Aunque existían referentes en el exterior, P2P Lending, ahora conocido más como crowdlending, era un modelo en pañales. A su alrededor, Gerardo escuchaba que eso no podía funcionar en México porque “el mexicano no paga”. A pesar de esto, Gerardo dio un salto a una industria que él empezaba a conocer, con un modelo de negocios sin probar en el país.

“Un emprendedor debe saberle a todo”, comentó Gerardo al explicar cómo dio el salto de la ingeniería química a la innovación financiera. Investigó los requisitos que exigía la legislación mexicana, elaboró una propuesta de negocios y contrató a un abogado para revisar que todo estuviera en regla. También trabajó de cerca en el desarrollo de la plataforma. “Estoy al pendiente del Front-End y del Back-End”. Aunque de programación solo sabe hacer queries en bases de datos, comprende lo suficiente para especificar qué cambios quiere en la plataforma y sugiere a su equipo cómo se puede mejorar.

¿La regulación mata la innovación?

Gerardo Obregón admite que, con la regulación actual, él no hubiese podido empezar con Prestadero. 

Una legislación demasiado rígida es una preocupación no solo en México, sino también en países como Chile y Brasil donde apenas se discute la conveniencia de un marco regulatorio específico. Esta situación tendrá repercusiones en el ecosistema. Las estimaciones indican que solo el 40% de las instituciones obligadas por la ley a pedir autorización, lo hicieron. Sin embargo, la CNBV aún no ha dado cifras oficiales.

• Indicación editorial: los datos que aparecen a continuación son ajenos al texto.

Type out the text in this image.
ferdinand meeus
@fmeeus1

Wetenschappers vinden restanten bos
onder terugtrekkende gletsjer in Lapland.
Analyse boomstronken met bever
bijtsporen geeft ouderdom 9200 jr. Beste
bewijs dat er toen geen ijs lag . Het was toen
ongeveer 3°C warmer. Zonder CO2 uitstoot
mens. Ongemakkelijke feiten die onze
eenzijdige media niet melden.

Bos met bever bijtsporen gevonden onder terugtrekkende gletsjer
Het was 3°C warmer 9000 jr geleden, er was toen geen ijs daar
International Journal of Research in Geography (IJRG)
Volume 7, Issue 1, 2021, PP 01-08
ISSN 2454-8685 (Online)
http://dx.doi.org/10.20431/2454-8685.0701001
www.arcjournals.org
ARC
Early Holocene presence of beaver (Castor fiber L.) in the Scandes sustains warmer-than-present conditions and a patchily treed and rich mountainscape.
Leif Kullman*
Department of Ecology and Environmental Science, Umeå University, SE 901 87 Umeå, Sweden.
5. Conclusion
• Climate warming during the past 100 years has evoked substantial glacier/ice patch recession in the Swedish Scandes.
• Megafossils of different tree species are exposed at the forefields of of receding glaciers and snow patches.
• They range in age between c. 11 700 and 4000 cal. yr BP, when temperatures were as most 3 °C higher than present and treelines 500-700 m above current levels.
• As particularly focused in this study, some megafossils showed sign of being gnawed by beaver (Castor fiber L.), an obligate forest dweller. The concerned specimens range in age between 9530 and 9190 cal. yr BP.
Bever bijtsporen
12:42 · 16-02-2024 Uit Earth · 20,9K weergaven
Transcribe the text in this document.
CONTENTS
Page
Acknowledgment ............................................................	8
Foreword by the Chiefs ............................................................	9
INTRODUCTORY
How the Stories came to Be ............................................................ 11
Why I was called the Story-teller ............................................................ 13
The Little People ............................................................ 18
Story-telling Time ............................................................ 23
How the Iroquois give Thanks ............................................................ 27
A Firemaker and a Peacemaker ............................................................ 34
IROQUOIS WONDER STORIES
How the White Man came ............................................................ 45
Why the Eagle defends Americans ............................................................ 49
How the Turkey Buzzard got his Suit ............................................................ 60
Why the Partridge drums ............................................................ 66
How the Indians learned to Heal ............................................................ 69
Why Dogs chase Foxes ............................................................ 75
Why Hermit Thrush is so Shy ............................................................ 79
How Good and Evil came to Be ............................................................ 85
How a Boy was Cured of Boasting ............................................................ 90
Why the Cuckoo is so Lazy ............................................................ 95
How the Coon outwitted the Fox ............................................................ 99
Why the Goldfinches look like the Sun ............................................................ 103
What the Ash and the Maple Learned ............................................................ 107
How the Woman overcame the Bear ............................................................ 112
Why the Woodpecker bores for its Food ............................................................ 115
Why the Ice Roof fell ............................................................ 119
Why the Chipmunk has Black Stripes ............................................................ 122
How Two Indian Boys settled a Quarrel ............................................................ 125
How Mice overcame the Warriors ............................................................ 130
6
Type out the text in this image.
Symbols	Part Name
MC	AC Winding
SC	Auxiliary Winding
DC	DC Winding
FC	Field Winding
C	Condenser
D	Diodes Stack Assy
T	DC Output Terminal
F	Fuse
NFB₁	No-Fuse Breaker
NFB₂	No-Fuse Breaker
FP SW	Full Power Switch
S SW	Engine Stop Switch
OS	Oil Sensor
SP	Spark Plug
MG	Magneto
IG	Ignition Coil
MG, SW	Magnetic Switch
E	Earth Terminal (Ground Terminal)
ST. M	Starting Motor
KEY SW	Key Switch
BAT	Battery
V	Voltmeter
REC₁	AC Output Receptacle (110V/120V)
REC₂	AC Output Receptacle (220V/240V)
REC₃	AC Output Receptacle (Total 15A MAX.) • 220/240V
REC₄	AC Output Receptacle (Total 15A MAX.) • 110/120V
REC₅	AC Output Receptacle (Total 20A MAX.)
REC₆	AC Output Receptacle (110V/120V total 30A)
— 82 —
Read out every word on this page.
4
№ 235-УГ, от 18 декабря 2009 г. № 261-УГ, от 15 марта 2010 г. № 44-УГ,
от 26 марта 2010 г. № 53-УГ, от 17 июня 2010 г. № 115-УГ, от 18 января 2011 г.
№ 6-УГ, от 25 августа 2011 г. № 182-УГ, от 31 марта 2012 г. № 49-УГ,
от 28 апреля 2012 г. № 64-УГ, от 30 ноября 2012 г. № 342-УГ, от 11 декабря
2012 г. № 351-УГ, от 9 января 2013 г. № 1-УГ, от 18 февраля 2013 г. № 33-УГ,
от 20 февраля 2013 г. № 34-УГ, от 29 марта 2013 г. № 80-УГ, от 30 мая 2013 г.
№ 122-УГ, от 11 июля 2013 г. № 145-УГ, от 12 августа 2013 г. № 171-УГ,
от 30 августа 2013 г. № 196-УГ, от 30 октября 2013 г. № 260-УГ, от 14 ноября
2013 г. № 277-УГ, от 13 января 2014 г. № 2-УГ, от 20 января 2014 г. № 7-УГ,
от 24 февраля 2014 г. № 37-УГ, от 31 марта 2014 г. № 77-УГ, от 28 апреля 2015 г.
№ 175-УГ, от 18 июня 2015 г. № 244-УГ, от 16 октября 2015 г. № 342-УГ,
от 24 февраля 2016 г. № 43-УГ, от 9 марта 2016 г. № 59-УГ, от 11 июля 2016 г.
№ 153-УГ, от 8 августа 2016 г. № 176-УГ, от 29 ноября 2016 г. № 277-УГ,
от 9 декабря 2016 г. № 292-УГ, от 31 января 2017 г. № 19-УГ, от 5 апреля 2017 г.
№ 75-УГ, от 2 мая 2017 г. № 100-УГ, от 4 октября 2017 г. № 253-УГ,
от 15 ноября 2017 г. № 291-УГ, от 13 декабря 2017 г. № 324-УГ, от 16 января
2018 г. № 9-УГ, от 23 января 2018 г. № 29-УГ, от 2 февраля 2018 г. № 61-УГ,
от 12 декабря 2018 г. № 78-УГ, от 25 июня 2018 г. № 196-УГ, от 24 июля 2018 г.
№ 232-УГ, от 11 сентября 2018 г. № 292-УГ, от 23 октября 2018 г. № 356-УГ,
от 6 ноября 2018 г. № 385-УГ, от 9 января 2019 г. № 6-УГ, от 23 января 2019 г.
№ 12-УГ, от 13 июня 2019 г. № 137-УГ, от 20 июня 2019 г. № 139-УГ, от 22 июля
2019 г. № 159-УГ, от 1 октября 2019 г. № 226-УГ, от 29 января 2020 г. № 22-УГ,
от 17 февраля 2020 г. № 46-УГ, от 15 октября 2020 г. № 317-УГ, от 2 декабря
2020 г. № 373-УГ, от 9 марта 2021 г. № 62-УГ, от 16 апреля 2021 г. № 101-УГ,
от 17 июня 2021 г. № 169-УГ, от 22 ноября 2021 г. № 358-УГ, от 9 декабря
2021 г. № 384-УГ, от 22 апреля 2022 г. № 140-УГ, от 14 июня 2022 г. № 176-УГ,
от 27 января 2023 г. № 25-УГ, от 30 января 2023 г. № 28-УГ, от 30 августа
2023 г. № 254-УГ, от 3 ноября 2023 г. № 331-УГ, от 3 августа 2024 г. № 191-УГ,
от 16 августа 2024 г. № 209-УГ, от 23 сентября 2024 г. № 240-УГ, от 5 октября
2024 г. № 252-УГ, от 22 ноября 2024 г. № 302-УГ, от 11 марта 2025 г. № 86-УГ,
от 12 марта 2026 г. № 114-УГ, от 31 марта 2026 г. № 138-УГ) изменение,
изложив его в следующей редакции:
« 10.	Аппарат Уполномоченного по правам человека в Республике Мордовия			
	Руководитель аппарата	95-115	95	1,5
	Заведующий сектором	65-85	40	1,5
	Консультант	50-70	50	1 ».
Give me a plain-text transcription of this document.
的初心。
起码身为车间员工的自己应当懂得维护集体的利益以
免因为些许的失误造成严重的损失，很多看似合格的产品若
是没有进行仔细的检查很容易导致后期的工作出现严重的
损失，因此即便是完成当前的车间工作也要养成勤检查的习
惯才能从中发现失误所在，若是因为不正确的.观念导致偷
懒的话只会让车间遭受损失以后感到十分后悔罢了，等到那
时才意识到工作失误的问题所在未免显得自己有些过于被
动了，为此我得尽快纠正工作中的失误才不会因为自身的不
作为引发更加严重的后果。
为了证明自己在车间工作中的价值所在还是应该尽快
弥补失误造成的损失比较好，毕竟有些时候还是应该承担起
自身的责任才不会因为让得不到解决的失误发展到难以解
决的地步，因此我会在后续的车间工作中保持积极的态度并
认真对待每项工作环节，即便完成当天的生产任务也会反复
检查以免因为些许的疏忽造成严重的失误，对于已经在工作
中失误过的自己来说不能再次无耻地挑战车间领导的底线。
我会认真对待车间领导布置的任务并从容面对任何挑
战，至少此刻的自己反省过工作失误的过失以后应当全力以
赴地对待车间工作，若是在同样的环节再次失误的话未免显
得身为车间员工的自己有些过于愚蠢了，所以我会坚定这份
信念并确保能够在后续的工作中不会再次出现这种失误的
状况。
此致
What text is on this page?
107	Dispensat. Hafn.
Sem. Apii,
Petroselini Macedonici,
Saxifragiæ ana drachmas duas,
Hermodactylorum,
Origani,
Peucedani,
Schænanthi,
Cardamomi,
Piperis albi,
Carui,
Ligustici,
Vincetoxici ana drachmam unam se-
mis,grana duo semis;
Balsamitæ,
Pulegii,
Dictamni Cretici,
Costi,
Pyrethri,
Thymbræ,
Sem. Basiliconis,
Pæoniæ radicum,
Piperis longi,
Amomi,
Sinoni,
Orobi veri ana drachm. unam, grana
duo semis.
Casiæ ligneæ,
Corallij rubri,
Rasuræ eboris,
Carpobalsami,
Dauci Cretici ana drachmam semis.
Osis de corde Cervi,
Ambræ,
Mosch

Para dar espacio a la innovación, la legislación ofrece también un sandbox legal para probar modelos novedosos. El equipo de Prestadero preguntó a la CNBV si en este esquema entraría su producto PrestaPal, una alternativa para que las personas sin historial crediticio o con malos antecedentes pueden solicitar a familiares y amigos créditos con tasas de 0% a 35% anual. 

En México, la mayoría de los préstamos son informales. Dicho de otra manera, entre familiares y amigos. Esto hace que su comportamiento crediticio nunca se reporte al buró y, por lo tanto, que nunca puedan solicitar un crédito en condiciones más favorables o de un mayor monto. Al mismo tiempo, el principal problema de las plataformas de financiamiento colectivo es encontrar solicitantes que cumplan con el perfil para ser sujetos a crédito. Los mismos mecanismos que protegen a los inversionistas de las pérdidas, constriñen sus oportunidades de expansión. Un espacio para la innovación es necesario para crear nuevas oportunidades.

En este momento de la regulación, la CNBV analizará cada una de las solicitudes de autorización para las empresas que operan bajo el 8º transitorio. Dentro de tres a seis meses, el organismo ofrecerá una respuesta y, en caso de ser necesario, otras insituciones como Banxico o SHCP ofrecerán retroalimentación. En caso de ser rechazadas, deberán dejar de operar.